The Minoan palace of Knossos is a place on the island of Crete. Excavations there have contributed greatly to our knowledge of the Minoan civilization.
In the nineteenth century, material from a site just south of the Cretan capital Heraklion was often used to build houses in that city. The site was believed to contain the remains of the colossal Minoan palace of Knossos.
In 1878 Arthur John Evans thought it worthwhile to investigate what kind of building had stood here before all traces had been obliterated by the construction of houses. He began excavations at Knossos and it soon became clear that a Minoan palace had stood here, probably the palace of the legendary King Minos. Excavations uncovered the west wing of the palace. There were many pottery, vases and jugs and the famous bull fresco.

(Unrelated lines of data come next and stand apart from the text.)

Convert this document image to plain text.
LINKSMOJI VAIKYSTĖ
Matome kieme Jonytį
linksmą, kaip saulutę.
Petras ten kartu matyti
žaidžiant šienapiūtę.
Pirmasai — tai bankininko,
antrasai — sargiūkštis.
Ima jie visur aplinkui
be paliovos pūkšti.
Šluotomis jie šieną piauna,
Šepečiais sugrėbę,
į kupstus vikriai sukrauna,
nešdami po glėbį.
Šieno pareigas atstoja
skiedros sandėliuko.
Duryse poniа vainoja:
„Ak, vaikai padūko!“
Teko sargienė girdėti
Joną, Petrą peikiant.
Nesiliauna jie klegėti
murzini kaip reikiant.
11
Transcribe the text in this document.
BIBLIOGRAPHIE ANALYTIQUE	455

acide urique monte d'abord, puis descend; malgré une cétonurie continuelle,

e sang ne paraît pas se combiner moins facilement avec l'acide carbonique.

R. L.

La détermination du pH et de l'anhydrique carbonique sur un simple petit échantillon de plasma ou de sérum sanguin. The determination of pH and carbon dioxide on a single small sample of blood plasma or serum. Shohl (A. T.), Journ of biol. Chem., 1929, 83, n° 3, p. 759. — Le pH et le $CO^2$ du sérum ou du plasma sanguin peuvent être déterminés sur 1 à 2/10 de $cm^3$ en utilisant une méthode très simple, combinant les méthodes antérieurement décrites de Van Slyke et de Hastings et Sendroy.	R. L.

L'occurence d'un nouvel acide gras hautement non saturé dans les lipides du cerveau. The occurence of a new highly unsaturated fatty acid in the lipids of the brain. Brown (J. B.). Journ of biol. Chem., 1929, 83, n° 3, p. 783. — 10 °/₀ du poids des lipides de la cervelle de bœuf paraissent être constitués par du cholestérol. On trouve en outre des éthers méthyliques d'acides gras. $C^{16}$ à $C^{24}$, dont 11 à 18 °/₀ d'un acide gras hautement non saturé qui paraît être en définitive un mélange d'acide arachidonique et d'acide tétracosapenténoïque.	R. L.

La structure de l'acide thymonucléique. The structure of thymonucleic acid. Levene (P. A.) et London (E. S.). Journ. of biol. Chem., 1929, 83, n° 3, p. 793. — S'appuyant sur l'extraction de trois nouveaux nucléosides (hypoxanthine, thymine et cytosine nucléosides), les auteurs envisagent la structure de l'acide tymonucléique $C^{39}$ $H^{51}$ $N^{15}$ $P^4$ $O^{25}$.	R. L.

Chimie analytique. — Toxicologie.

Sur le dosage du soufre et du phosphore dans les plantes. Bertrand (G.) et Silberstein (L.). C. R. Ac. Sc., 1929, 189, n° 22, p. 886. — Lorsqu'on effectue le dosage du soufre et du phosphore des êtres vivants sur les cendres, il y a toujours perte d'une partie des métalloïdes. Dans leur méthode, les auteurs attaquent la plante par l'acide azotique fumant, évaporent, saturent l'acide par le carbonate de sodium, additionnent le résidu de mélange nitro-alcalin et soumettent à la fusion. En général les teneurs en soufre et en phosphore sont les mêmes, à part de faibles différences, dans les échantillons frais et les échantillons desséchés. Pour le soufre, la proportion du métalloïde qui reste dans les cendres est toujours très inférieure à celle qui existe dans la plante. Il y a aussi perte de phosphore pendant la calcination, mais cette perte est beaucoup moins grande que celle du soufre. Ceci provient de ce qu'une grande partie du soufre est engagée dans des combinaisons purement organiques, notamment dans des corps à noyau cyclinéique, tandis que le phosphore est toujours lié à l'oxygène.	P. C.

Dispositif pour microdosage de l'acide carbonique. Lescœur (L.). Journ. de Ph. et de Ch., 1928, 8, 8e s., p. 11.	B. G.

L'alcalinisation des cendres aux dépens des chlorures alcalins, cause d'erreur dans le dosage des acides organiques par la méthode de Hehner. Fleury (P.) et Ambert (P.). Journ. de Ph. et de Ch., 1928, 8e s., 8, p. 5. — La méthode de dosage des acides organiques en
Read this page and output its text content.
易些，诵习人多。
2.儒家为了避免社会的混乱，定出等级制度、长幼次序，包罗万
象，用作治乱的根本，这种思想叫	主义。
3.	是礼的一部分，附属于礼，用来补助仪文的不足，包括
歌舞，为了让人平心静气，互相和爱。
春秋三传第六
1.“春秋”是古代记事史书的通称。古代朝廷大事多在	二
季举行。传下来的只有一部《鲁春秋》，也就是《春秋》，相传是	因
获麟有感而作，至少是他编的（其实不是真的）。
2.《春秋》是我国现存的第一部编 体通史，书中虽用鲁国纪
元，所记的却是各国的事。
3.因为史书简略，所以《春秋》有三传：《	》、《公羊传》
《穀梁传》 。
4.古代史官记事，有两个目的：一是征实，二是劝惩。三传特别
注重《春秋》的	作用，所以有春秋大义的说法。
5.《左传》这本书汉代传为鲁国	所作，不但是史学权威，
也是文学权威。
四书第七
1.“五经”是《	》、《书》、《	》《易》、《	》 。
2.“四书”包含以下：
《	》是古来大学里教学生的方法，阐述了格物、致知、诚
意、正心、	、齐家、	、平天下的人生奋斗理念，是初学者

The palace is believed to be about 4,000 years old and could have been built by the mythical architect Daedalus. He studied in Egypt and learned to cast bronze and make sculptures. The Daedalic statues indeed represent the oldest and first style of sculptures in Greece. Many myths also stem from this period. For example, how the Athenian king's son Theseus conquered and killed the monster Minotaur (half celestial bull, half man) that lived in the labyrinth of Minos. Archaeologist Arthur John Evans was convinced that there must be some truth in the stories from the Minoan era in Crete. 'Minos' would have been the title for 'king'. It was common in ancient times to have young people from neighbouring, especially subordinate, kingdoms come over to live at court. At the same time, this transaction was regarded as a kind of sealing of a peace treaty and the annual donation of young people to the court could also be regarded as a form of tribute.
In addition to the excavations of the palace itself, a small palace was found just across the current road, and in other places a royal villa, some Minoan villas and a temple tomb. However, these are not open to tourists.